Note:  all these duties include consultation with employees/HSRs

Prevention Plans

If any of the following are identified, a written prevention plan must be developed:

  • aggression or violence
  • bullying
  • exposure to traumatic content or events
  • high job demands
  • sexual harassment

The prevention plan must

  • identify the risks
  • include control measures
  • detail consultation measures
  • include details of any revisions

Prevention plans must be made available for

  • inspectors
  • HSRs (if any)
  • OHS Committees (if any)


All applicable employers (50 employees or more) must submit 6-monthly written psychosocial complaints reports to WorkSafe regardless of whether or not there are

complaints made. Reports must be kept by the employer for 5 years and be made available to a WorkSafe inspector, an HSR or an OHS Committee on request.

Reports must include:

  • The hazards involved with any complaints
  • The gender of the persons involved in any complaints
  • Description of workplace relationships between persons involved in the complaint

Note: Prevention Plans and Reporting Requirement duties extend to an independent contractor engaged by the employer and any employees of the independent contractor.


Penalties will be enforced as at September 2023 and will include 60 penalty points or $10,904.40 for the natural person and 300 penalty points or $ 54,522 for a body corporate.

My comments and thoughts

Firstly I think it is great that there are some regulations coming with relation to Psychosocial Hazards. Psychological health has been included in the OHS legislation in Victoria ever since the 2004 OHS Act came into play.  The words were there, but until now it was up to OHS consultants and managers to work out what that meant.  Once we have the regulations finalised, I am sure there will be a Compliance Code so that we can get some practical guidance as to how to comply with the regulations. Given the steep rise in mental health issues with COVID, it is very timely for this to become a legislative focus.

The issues I have with the draft are:

  1. I don’t understand why sexual harassment is included as a reportable psychosocial complaint, but not discriminatory harassment.  Both behaviours have been traditionally covered by Equal Opportunity legislation. I don’t have a problem with OHS legislation including this, but why not all of it, ie include discriminatory harassment as well. I also think complaints about stress and fatigue should be included.
  2. The fact the HSRs and OHS committees can have access to the 6-monthly reports means that confidentiality of reporting may be compromised. Even if names are not included in the reporting, in a smaller organisation or deportment, it will often be obvious who the people involved were based on the items required in the report.

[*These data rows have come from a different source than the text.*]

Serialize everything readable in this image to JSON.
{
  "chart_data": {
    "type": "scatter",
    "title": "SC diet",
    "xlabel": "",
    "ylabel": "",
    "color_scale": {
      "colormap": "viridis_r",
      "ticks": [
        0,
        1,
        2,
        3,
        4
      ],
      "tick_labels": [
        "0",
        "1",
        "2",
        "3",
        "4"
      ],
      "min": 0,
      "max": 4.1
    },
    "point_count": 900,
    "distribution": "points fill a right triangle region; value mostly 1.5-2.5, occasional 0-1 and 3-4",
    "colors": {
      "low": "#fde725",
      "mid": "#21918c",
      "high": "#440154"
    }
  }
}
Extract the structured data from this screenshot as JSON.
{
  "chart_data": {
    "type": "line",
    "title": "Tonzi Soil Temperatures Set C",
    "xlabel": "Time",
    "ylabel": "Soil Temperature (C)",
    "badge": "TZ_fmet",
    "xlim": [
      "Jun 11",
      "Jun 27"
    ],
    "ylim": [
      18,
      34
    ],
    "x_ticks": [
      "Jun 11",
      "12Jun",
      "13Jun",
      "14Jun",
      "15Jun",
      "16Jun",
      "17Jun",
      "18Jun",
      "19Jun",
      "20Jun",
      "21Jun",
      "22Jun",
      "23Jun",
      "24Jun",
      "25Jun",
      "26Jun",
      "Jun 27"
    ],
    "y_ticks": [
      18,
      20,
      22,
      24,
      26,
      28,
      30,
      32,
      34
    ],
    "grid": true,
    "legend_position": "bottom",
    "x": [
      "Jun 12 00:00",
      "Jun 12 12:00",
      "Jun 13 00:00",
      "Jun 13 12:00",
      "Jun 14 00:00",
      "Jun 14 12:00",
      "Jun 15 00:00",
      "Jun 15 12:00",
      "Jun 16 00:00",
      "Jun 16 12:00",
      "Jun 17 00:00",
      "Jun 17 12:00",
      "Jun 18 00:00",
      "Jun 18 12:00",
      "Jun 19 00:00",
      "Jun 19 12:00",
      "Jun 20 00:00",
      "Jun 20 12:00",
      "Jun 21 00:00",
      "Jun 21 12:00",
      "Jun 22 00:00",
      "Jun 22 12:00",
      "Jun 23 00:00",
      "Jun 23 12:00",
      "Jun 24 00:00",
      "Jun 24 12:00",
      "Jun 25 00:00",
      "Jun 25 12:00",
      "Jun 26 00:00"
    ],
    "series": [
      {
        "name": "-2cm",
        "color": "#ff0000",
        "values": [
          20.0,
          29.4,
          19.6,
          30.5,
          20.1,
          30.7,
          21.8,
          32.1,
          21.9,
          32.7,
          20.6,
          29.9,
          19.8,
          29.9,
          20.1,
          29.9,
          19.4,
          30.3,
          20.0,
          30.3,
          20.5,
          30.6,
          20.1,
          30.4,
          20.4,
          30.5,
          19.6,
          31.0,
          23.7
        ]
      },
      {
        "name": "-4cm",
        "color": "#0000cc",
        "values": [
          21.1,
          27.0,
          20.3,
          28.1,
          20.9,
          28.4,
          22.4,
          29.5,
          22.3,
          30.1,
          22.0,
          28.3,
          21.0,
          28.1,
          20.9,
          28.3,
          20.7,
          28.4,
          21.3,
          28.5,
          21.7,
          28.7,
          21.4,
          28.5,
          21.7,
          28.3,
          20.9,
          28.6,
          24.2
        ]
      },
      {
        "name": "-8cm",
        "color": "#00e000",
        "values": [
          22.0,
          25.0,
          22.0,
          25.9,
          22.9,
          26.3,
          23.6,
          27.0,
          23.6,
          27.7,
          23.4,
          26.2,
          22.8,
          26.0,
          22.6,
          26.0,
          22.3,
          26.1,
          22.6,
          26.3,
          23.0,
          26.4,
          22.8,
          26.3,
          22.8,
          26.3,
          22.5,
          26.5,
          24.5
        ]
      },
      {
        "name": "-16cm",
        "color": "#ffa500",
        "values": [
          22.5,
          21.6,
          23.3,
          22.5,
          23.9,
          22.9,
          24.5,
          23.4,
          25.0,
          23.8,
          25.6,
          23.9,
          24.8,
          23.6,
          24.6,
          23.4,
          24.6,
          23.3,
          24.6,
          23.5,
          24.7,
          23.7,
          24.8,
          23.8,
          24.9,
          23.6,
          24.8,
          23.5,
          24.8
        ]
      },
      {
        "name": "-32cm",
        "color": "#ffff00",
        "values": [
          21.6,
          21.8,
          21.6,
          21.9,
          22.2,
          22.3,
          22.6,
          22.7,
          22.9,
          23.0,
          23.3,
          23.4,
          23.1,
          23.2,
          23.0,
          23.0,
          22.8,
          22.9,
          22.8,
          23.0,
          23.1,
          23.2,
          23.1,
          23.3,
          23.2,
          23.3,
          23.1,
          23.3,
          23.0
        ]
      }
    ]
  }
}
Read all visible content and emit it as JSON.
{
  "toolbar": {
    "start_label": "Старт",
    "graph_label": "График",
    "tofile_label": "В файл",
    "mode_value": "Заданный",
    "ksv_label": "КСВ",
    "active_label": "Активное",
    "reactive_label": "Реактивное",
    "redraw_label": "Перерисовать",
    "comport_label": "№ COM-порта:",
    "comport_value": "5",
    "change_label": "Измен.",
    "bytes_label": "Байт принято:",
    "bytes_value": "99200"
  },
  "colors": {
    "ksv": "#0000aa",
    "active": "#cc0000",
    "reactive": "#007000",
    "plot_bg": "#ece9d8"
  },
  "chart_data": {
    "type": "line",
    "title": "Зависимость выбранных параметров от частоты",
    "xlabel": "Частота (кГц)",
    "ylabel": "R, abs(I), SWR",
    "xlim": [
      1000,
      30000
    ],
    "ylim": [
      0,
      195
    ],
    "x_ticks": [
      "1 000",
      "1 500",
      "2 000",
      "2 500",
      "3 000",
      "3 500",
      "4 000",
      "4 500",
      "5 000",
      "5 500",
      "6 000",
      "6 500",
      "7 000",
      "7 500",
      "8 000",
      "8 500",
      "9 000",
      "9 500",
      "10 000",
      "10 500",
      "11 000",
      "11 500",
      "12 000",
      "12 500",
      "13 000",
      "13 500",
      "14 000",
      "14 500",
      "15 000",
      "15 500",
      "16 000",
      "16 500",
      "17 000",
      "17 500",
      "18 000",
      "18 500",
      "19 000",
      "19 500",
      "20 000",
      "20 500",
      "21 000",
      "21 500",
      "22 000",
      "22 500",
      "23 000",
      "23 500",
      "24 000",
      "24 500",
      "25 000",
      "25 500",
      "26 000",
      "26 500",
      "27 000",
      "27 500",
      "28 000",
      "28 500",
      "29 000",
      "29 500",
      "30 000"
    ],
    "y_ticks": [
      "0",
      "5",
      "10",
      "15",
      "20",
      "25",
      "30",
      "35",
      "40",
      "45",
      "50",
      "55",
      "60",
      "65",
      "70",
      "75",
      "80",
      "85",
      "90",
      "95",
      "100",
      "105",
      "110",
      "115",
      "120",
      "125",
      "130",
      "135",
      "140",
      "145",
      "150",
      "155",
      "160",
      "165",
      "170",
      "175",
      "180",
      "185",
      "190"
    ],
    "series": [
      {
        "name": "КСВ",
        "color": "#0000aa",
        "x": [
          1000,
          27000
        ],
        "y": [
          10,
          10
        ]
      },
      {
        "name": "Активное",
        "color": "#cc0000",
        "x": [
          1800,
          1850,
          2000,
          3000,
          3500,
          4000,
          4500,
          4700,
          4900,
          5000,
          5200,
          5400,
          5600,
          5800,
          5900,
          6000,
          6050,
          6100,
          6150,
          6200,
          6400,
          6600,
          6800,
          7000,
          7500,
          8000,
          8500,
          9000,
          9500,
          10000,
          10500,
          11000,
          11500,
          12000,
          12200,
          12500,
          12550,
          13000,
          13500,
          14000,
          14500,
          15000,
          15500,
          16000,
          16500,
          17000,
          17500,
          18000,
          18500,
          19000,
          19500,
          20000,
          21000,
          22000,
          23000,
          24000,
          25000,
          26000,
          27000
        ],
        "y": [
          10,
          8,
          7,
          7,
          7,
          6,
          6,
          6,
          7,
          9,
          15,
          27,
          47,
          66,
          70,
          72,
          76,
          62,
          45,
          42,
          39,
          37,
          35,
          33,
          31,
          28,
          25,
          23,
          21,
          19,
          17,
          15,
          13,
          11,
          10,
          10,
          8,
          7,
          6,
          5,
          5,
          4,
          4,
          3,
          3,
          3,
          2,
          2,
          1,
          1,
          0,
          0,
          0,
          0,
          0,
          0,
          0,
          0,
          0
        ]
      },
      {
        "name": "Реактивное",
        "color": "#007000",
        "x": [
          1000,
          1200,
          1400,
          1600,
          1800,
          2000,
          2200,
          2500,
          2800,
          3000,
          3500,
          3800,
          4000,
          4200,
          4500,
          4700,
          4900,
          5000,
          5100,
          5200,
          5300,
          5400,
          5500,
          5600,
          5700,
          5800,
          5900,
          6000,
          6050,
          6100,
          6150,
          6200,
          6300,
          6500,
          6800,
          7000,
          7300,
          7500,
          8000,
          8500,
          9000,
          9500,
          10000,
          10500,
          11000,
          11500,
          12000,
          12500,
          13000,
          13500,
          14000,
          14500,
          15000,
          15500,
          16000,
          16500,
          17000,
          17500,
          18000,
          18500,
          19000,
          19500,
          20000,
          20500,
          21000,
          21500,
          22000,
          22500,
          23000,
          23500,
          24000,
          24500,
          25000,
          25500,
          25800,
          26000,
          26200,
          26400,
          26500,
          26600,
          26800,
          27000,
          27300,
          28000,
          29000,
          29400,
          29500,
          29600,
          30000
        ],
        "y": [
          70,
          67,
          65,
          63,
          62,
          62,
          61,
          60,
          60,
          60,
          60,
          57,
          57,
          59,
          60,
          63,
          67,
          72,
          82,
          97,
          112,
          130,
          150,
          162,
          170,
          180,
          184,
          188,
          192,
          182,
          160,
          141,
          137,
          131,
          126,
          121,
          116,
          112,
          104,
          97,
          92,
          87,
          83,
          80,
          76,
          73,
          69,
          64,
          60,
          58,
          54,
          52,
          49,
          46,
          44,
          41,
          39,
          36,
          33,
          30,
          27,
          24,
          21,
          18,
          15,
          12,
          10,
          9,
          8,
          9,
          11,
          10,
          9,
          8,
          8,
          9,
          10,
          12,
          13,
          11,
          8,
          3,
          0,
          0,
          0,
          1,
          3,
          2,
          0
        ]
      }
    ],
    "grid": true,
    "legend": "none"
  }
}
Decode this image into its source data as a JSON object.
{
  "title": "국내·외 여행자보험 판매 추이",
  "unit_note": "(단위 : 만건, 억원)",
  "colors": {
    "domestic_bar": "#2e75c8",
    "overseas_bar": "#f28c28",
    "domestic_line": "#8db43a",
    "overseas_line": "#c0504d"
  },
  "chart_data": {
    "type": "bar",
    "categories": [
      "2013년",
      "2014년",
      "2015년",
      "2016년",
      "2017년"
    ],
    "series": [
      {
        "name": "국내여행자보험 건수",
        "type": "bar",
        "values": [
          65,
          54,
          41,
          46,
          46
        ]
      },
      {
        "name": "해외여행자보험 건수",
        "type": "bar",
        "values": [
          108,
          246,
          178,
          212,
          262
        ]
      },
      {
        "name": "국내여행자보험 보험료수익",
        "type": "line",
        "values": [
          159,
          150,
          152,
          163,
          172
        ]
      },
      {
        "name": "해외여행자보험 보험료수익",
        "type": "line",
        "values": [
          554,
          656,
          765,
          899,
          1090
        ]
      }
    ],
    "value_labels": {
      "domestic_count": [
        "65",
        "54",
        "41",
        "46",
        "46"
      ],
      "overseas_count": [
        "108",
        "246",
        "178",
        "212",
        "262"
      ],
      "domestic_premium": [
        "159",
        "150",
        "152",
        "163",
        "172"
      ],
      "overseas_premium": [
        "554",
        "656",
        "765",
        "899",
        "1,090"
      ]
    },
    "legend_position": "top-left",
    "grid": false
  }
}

With regards to the prevention plan, I wonder if this will need to be a plan on its own, or could it be action items included in a general OHS action plan? I also wonder what are the common action plan items that we might see? Perhaps a Compliance Code could list key ideas for hazard identification and controls with suggested actions for employers to choose from, for example see table below. Hopefully there will be reporting and planning templates that make the process easy for employers to implement.